A recent unannounced visit to the constituency by Labour leader Sir Keir Starmer and shadow chancellor Rachel Reeves highlighted both the party’s hope of winning and the fact that they could yet miss out.

The spectacle of this kind of political visit – this was taken with their by-election candidate, Danny Beales – is well worth watching should you ever get the chance. A handful of politicians try desperately hard to look as if they are having a normal conversation as a gaggle of advisers – shuffling out of shot – guide them where to go and try to steer people to talk to them.

Starmer received a largely positive reception – people queued up for selfies, one man shouted “good luck Sir Keir!” and a few people stopped to raise problems with him, getting their numbers taken with promises someone would be in touch.

That good reception wasn’t universal, though.

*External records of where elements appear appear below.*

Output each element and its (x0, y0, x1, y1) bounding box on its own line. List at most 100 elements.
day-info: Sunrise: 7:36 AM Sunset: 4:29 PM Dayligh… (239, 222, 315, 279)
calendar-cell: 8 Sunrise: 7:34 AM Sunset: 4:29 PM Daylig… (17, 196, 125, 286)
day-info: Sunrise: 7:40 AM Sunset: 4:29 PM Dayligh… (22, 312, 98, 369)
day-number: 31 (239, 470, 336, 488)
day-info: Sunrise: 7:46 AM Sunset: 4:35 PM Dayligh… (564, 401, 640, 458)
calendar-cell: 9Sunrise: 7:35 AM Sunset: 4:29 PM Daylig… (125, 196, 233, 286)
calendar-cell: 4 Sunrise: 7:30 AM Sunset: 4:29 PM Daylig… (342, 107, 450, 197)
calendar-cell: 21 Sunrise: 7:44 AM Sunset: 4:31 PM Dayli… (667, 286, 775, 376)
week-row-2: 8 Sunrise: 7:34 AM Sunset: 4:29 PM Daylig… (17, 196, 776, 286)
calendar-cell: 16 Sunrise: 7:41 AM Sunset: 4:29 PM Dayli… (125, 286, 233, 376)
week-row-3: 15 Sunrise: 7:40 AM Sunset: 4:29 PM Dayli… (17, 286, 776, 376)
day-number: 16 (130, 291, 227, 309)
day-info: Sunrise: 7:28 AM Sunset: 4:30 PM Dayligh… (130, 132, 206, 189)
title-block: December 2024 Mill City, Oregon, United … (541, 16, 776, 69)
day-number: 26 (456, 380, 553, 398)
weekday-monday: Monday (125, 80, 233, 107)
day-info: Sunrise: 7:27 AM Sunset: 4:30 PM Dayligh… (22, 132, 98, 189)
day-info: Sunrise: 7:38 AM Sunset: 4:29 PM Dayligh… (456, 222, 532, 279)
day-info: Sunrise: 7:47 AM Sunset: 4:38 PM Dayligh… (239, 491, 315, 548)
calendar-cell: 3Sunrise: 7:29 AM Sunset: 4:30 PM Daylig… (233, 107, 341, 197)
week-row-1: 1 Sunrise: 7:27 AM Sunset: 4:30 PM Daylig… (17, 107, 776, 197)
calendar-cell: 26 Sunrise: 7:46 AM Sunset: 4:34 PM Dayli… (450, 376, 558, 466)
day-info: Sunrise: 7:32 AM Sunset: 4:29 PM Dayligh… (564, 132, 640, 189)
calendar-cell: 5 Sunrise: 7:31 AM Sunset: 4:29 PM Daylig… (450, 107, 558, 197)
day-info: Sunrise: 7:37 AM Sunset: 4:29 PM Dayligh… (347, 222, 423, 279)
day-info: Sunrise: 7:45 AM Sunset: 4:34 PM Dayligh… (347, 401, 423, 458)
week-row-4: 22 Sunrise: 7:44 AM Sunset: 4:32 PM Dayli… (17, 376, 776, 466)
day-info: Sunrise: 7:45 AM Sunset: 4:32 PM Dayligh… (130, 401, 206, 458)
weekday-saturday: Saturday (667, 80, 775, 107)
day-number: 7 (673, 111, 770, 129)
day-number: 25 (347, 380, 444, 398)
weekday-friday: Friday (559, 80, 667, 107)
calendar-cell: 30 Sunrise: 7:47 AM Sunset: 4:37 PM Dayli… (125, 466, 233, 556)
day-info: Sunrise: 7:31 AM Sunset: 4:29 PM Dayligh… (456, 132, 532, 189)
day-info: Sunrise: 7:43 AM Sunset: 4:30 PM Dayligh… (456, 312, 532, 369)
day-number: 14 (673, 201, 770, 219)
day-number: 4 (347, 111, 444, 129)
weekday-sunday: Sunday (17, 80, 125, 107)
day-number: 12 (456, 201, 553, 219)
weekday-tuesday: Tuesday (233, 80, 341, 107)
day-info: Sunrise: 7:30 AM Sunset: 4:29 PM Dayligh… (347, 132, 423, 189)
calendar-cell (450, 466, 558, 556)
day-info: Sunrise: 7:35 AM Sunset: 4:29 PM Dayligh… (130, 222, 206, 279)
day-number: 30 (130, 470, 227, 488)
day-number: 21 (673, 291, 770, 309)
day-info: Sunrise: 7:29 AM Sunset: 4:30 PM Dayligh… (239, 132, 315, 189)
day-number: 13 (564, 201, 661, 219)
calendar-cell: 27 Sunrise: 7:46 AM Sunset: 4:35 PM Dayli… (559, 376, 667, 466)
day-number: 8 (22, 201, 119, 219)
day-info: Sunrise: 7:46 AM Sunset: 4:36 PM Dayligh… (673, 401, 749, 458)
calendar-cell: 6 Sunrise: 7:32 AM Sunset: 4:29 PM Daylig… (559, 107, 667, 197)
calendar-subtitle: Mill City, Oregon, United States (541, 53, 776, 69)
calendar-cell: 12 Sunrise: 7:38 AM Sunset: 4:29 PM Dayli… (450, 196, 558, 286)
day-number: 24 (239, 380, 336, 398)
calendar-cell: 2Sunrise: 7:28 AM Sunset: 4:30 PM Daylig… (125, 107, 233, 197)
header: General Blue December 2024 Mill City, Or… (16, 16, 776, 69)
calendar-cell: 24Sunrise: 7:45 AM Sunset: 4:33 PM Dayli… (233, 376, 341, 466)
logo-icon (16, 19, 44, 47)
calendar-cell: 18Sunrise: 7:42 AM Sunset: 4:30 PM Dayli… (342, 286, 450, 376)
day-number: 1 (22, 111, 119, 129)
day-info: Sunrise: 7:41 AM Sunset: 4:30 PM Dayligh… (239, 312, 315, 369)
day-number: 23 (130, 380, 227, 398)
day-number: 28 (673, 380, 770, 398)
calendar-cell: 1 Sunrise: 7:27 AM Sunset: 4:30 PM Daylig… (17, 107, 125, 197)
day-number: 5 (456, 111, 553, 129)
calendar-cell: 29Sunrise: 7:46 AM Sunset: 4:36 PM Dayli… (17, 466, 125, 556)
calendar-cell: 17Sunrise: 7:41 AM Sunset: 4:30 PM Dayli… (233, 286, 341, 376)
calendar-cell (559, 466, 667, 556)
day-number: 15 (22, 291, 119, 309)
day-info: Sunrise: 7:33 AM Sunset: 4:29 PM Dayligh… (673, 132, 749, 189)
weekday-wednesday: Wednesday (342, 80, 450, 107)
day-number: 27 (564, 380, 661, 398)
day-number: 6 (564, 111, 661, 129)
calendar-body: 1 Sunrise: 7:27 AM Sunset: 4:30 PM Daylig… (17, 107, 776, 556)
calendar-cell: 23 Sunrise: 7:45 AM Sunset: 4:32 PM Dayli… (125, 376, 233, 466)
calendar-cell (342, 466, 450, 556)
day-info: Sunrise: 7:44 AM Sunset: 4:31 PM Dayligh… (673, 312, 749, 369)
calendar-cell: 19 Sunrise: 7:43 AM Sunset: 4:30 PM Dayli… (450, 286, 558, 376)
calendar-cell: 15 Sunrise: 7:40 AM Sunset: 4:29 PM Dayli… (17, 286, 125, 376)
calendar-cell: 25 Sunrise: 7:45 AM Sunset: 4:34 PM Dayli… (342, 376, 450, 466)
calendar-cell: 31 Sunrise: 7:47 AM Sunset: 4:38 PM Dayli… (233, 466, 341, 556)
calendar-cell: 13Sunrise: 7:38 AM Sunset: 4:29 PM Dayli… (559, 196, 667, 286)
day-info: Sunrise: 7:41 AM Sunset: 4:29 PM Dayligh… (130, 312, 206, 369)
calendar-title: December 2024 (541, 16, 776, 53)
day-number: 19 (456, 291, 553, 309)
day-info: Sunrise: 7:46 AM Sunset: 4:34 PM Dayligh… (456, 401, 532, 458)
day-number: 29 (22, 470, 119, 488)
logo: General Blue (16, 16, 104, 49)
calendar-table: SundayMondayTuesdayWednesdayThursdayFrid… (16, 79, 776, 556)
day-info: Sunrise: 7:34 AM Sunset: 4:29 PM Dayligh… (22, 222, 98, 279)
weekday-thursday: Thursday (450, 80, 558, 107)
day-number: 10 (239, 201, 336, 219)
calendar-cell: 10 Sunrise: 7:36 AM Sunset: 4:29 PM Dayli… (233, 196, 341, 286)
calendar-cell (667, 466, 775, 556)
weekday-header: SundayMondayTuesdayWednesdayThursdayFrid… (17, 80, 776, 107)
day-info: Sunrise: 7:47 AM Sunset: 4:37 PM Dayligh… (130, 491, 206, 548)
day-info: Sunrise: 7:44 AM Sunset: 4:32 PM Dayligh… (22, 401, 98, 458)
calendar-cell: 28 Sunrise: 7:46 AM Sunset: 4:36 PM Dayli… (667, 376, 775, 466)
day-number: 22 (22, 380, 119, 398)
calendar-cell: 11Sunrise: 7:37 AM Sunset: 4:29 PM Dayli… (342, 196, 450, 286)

After an adviser carefully positioned the gaggle of politicians so that the “Uxbridge” sign would be nicely in shot behind them, a woman ran in front of them and theatrically and noisily retched just as the photo was taken – shouting something triumphantly but inaudibly as she ran off.

Other moments were nearly as awkward. Starmer kept trying to introduce voters to Mr Beales – it’s a campaigning truism that people are more likely to vote for someone they’ve met, however briefly – but some of his introductions were downright odd.

“As we put the nail in the coffin of Boris Johnson, he’s going to be your next MP,” one non-plussed woman was told as she shook hands with the Labour candidate.

Still, most present were none the wiser. “No one knows who he is, they just want a selfie anyway,” one young man told his friend. But after someone nearby said it was the leader of the Labour party, he brightened up.

“Oh,” he said. “So can he help with the Ulez then?”